The point is, naming things are often mistakes that you can’t help. I mean, my parents couldn’t have named me “Unspecified till subject is old enough to choose a name she likes,” could they? Same with my blog. As I named my blog, I started its journey and my own parallel and causational journey with it. Same with me and my parents. I became Amrita to myself, to them and then to the rest of the world and common as it is, there is still something specific to this Amrita which no other Amrita in existence, not even the ones in proximity to her, possess.
Thus, even if I didn’t learn from my own life and named my blog __ Opinions (I’m fine with the Of part. I know the Of-finess is peculiar to me in the entire blogosphere), I hope that it is different from any other opinion-y thing out there. That was the plan, you know. To NOT write typical opinion and culture posts. To not be polarising and provocative because there is too much of that out there. And among that too much, many do it much better than I ever could. Actually, if I really needed to identify with names, I would fail in both cases. Neither am I the “nectar of immortality” (i.e. what Amrita means) nor am I opinionated. It’s true, believe me. I was terrible in those debates and panels on current affairs that some people are allowed to do in schools and colleges because a) they can form sentences that sound important due to their authoritative voices and b) they don’t have anything more exciting to do. While both were true for me, here’s the catch: I have tried, failed and humiliated myself over my inability to be single-minded about something. It is in my nature to accommodate and organise conflicting view points. I can’t have a single perspective. I have to have multiple Opinions about a single thing at the same time.

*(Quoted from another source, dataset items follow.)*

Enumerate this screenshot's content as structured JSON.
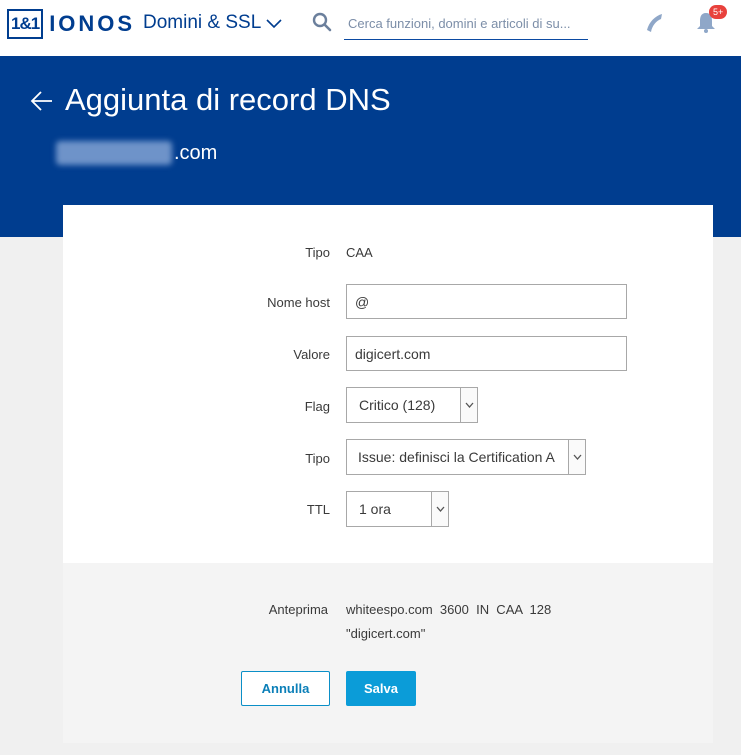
{
  "topbar": {
    "logo_box": "1&1",
    "logo_text": "IONOS",
    "product": "Domini & SSL",
    "search_placeholder": "Cerca funzioni, domini e articoli di su...",
    "notification_badge": "5+"
  },
  "header": {
    "title": "Aggiunta di record DNS",
    "domain_suffix": ".com"
  },
  "form": {
    "tipo_label": "Tipo",
    "tipo_value": "CAA",
    "host_label": "Nome host",
    "host_value": "@",
    "valore_label": "Valore",
    "valore_value": "digicert.com",
    "flag_label": "Flag",
    "flag_value": "Critico (128)",
    "tag_label": "Tipo",
    "tag_value": "Issue: definisci la Certification A",
    "ttl_label": "TTL",
    "ttl_value": "1 ora"
  },
  "preview": {
    "label": "Anteprima",
    "line1": "whiteespo.com  3600  IN  CAA  128",
    "line2": "\"digicert.com\""
  },
  "actions": {
    "cancel": "Annulla",
    "save": "Salva"
  },
  "colors": {
    "brand": "#003d8f",
    "accent": "#0b9cd8",
    "badge": "#e8413c"
  }
}
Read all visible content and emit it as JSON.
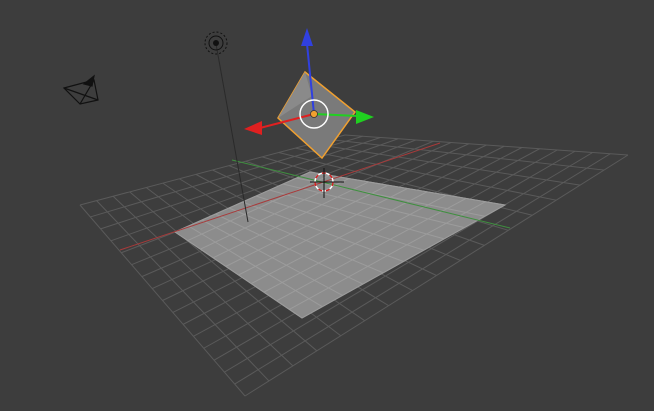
{
  "app": "3D viewport",
  "theme": {
    "background": "#3d3d3d",
    "grid_line": "#5a5a5a",
    "x_axis": "#a83a3a",
    "y_axis": "#3f8f3f",
    "plane_fill": "#8c8c8c",
    "selection_outline": "#f0a030",
    "manip_x": "#e02020",
    "manip_y": "#20d020",
    "manip_z": "#3040e0"
  },
  "objects": {
    "camera": {
      "icon": "camera-icon",
      "selected": false
    },
    "lamp": {
      "icon": "lamp-icon",
      "selected": false
    },
    "cube": {
      "icon": "cube-mesh",
      "selected": true
    },
    "plane": {
      "icon": "plane-mesh",
      "selected": false
    },
    "cursor_3d": {
      "icon": "crosshair-icon"
    }
  },
  "transform_manipulator": {
    "mode": "translate",
    "axes": [
      "x",
      "y",
      "z"
    ]
  }
}
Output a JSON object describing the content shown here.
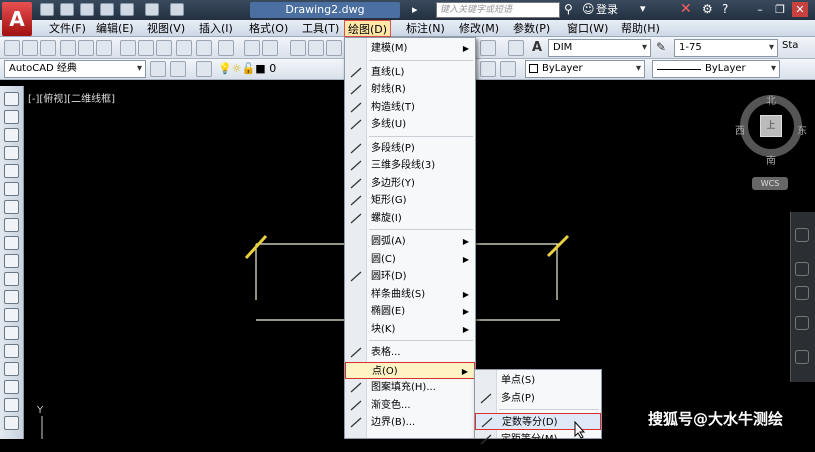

So, unlike the superpower my own name boasts that I don’t actually possess, my blog name is pretty apt for my blog. And yet, I have to apologise for it every time I tell people about it. I tell them excitedly what I write and how people interact on it and how it’s all exciting and wonderful. And then I tell them its name, wait for them to fall from the enthusiasm that had been built so far to be expelled with a sigh, quickly tell them “It’s a dreadful name, I know” and continue pitching it, hoping one of these days my nom de blog will actually reflect the fact that something different from an opinion blog happens here. Someday, I hope that is true.